Voor meer informatie over nucleotiden, lees ons artikel over: Voorbeelden van nucleotiden: gedetailleerde inzichten
Is de adenine- en uracil-binding minder stabiel dan de guanine-cytosine-binding?
Adenine - Uracil-binding en Guanine- Cytosinebinding brengen beide stabiliteit in een nucleïnezuurstructuur door hun waterstofbruggen.
Volgens de regels voor basenparen vormen de Adenine en Uracil waterstofhoudende dubbele bindingen daartussen. Guanine en Cytosine vormen onderling waterstofhoudende drievoudige bindingen. Omdat de guanine en cytosine meer waterstofbruggen tussen hen bevatten, is het stabieler en is de adenine- en uracil-binding minder stabiel.
Om deze reden is een GC-rijke nucleïnezuurstructuur stabieler. De meer GC-rijke sequenties verhogen het smeltpunt van het nucleïnezuur en houden de duplexstructuur effectiever vast.
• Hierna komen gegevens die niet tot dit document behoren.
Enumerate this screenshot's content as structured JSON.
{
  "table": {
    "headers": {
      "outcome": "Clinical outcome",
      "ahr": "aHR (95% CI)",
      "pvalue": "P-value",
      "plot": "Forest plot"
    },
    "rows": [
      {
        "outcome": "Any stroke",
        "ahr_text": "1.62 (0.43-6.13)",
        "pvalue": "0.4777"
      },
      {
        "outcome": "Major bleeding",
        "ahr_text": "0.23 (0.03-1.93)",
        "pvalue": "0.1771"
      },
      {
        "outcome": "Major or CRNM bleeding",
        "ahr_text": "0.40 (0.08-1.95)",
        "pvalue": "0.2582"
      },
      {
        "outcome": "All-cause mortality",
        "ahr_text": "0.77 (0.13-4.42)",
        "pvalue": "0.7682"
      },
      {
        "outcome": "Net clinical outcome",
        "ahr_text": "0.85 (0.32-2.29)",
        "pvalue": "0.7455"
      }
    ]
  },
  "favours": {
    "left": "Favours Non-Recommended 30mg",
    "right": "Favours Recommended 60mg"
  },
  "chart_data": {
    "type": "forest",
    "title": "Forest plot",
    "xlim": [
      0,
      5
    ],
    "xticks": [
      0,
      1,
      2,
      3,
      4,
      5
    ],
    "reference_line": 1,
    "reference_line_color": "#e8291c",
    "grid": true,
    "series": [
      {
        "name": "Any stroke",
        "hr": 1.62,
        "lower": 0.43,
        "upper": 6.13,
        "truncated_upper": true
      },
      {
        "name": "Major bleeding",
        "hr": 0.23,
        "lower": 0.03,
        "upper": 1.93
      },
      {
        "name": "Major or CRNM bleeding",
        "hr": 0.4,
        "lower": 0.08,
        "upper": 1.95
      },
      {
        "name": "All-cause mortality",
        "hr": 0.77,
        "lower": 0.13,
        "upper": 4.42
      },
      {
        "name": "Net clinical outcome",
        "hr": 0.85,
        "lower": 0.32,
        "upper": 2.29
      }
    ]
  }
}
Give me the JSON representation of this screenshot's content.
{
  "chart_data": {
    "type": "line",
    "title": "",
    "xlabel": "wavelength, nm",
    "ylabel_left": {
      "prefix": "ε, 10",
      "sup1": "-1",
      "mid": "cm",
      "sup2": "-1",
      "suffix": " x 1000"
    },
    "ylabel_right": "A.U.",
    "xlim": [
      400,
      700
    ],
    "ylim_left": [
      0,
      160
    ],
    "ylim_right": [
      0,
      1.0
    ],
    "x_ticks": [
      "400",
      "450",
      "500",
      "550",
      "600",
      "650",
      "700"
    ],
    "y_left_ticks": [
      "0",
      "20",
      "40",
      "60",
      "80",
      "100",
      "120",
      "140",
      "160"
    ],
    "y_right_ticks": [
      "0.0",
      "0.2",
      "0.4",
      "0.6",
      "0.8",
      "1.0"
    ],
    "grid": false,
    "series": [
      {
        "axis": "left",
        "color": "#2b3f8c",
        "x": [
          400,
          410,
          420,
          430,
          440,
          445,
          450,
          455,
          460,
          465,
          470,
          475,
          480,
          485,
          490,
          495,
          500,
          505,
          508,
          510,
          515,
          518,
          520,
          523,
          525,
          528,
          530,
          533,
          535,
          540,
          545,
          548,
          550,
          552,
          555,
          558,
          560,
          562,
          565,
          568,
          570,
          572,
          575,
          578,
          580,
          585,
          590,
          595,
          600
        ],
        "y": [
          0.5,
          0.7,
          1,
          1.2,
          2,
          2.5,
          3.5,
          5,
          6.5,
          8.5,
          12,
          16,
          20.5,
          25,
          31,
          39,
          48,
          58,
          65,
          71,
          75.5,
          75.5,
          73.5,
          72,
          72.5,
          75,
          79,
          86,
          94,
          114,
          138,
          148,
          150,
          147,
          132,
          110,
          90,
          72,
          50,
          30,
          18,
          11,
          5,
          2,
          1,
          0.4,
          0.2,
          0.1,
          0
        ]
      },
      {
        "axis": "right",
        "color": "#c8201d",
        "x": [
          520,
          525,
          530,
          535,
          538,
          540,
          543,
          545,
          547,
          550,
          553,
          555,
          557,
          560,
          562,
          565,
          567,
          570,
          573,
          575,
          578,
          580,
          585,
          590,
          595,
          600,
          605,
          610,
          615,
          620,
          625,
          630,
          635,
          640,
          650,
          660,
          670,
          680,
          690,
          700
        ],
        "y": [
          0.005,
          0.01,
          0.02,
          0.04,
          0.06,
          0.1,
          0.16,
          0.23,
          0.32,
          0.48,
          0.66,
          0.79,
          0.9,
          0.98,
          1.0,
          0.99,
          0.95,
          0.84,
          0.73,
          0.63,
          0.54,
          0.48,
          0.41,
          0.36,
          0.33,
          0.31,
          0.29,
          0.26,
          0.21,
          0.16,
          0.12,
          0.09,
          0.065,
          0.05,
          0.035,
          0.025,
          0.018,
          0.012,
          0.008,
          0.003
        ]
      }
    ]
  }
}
Voor meer informatie over nucleotiden, lees ons artikel over: Nucleotiden in DNA-structuur: vergelijkende analyse over het geheel
Waarom is de Adenine- en Uracil-binding belangrijk voor de RNA-structuur?
De Adenine- en Uracil-binding in de RNA-structuur vervullen verschillende belangrijke rollen en verbeteren de efficiëntie van RNA-moleculen.
De Adenine- en Uracil-binding in enkelstrengs RNA verschaft een dubbelstrengs spiraalvormige structuur aan het nucleïnezuur. Het vouwt sommige delen van RNA. De interactie tussen de twee basen beïnvloedt de efficiëntie van het genetische codon en stimuleert het translatieproces via eiwitsynthese. De Adenine- en Uracil-binding brengt ook stabiliteit aan de RNA-structuur.
In RNA-moleculen maakt intramoleculaire vorming van waterstofbruggen het mogelijk om te vouwen en er een grote driedimensionale structuur in te bereiken. De basenparing beïnvloedt zowel de functies van mRNA's als tRNA's, stimuleert de aminozuurherkenning en eiwitsynthese processen grotendeels.
Lees voor meer informatie ons artikel over Adenine versus thymine: vergelijkende analyse
Als geheel kunnen we zeggen dat de binding van adenine en uracil erg belangrijk is in de RNA-structuur. Het is alleen aanwezig in RNA en verbetert de efficiëntie ervan. Beide adenine en Uracil vormen verschillende nucleotiden structuren en vergemakkelijken verschillende functies binnen de cel. Ik hoop dat de gegeven informatie in dit artikel nuttig voor u zal zijn.
Lees ook:
- Wat is de chemische structuur van koolhydraten
- Plantencel-mitochondriën functioneren
- Voorbeelden van ontbindende bacteriën
- Voorbeelden van fytoplankton
- Hebben prokaryoten histonen?
- Verschil tussen chromosomen van dierlijke en plantaardige cellen
- Vindt glycolyse plaats in het cytoplasma?
- Osmose voorbeeld
- Wordt adenine gebruikt bij DNA-replicatie
- Autotrofen voorbeelden
Hallo, ik ben Piyali Das en ik volg mijn postdoctorale studie zoölogie aan de Universiteit van Calcutta. Ik ben erg gepassioneerd door het schrijven van academische artikelen. Mijn doel is om complexe dingen op een eenvoudige manier uit te leggen door middel van mijn geschriften voor de lezers.